Mergers and Acquisitions
A succession of bids — notably in the electricity sector, where many of the RECs are under new ownership — has changed the nature and structure of the industry. Public electricity suppliers have evolved since privatisation into complex structures embracing diverse businesses. Most have extended their interests into generation or are part of wider groups with major interests in generation.
Change of ownership among power supply companies has been occurring at a fast and furious rate over the past 2 years. The changes reflect the pace at which the British power industry is consolidating.
Some of the acquisitions have been by foreign concerns, notably from the US, thus creating a much more international industry. However, the cost of acquiring energy customers has become too high for some US energy groups. GPU, Cinergy, Entergy, Dominion and Southern Company, which dominated UK regional power supply in the mid-1990s, have all sold their retail operations.
Multiutilities
Competition has provided the opportunity for companies to supply several utilities to the same consumers. Thus, ScottishPower offers electricity, gas and water to UK consumers, while Hyder supplies electricity and water to consumers in Wales, npower (National Power) sells electricity and gas, and PowerGen sells electricity, gas and telephone services.

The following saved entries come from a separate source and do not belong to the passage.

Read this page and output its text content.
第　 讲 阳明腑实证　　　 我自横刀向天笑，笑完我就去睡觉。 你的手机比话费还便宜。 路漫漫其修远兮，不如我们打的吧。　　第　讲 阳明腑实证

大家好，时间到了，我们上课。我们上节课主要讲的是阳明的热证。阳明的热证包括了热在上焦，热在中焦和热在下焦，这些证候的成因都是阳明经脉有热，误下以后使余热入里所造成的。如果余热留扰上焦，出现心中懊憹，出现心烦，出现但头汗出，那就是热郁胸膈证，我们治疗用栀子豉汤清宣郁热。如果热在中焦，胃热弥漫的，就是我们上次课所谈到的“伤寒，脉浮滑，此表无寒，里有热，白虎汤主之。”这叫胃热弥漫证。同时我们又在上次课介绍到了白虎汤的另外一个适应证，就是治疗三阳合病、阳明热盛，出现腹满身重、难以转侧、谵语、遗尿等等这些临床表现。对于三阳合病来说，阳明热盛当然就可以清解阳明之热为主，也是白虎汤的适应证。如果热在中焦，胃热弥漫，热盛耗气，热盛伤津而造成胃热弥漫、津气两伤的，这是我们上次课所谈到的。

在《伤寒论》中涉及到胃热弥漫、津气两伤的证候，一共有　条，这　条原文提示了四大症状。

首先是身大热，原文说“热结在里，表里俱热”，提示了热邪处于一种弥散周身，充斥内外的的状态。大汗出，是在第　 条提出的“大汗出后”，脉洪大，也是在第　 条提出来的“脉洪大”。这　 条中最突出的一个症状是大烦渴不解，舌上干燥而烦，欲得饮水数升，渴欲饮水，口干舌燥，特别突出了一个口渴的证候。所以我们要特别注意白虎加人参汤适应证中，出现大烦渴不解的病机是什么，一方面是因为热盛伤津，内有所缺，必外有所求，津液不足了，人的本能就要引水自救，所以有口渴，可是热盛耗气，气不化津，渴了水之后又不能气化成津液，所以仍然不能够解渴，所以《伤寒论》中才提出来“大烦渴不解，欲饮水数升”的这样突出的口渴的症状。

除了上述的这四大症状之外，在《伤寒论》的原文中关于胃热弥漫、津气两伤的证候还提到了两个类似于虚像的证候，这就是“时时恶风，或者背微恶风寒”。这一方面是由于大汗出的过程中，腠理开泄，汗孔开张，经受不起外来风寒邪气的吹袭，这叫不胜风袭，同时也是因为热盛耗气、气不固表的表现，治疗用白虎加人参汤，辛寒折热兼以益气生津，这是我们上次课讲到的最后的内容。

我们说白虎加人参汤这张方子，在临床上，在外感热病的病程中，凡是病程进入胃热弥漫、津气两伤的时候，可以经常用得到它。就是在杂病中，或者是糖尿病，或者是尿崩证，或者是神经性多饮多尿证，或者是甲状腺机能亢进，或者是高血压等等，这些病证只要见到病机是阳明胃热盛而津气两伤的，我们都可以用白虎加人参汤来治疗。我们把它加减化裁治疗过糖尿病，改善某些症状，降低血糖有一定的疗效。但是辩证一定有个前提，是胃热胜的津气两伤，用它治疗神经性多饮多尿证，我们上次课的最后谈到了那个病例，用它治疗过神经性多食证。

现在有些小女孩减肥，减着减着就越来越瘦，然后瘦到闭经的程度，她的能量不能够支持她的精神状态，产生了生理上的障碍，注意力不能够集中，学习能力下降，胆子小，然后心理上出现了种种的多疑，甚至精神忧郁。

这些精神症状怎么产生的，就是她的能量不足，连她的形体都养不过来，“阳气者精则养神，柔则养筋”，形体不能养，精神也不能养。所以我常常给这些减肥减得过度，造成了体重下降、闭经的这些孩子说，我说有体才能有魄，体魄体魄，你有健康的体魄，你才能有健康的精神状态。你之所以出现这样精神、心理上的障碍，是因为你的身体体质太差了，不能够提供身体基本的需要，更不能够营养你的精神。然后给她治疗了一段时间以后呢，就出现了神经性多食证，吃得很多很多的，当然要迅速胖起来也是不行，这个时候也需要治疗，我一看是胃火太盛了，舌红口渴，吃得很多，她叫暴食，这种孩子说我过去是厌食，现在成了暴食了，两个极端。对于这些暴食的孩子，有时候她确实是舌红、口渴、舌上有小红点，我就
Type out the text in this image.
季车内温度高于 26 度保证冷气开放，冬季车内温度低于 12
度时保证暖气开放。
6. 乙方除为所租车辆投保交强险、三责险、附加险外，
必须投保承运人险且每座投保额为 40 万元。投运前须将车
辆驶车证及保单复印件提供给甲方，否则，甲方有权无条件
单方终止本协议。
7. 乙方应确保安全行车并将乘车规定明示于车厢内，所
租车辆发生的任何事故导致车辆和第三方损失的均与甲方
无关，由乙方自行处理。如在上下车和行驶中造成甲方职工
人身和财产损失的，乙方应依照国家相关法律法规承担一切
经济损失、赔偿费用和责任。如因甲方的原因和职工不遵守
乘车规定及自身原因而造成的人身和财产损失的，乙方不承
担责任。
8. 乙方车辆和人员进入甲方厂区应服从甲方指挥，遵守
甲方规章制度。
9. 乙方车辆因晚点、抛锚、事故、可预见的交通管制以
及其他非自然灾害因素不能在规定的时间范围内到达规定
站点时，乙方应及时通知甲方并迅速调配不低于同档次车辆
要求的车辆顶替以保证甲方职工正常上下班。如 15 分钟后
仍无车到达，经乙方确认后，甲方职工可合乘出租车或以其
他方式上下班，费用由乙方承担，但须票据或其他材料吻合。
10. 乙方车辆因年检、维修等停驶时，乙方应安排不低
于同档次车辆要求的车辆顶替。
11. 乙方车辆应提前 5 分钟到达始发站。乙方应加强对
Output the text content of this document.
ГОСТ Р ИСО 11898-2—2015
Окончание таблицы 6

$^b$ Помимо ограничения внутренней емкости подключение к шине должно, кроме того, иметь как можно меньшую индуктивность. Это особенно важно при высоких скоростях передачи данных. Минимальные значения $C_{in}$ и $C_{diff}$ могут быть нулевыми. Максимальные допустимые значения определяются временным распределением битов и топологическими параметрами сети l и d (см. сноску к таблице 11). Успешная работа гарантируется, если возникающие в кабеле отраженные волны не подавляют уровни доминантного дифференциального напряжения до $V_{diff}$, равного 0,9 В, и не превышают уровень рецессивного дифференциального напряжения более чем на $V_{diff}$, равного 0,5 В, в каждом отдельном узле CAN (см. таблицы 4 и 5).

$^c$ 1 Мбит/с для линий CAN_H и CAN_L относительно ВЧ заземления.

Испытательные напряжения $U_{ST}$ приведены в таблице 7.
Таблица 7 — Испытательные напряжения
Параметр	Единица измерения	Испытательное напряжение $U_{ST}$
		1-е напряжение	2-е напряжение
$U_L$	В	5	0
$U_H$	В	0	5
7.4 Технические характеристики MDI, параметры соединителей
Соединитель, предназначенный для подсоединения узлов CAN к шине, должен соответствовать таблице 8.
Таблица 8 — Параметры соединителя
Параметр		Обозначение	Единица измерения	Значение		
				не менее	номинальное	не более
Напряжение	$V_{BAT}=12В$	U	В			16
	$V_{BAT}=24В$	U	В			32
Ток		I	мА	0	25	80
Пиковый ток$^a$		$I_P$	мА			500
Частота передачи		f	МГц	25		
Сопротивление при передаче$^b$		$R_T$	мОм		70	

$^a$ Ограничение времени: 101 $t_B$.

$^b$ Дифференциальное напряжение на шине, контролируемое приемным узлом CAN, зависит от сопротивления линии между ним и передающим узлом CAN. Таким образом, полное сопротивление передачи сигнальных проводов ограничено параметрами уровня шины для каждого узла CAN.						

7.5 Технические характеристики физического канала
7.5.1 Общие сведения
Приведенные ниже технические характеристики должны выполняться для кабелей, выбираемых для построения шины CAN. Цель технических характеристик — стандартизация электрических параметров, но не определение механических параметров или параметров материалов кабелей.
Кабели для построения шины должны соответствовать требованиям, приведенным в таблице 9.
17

The market has responded positively to these changes. The future should provide greater opportunities in Europe and overseas as a result of the increasingly global nature of the energy market. The experience gained from deregulation of the UK energy market can be readily employed in Europe and the US, where liberalisation is only just starting. The multisector approach provides a competitive driving force to stimulate a strong market with good commercial rewards.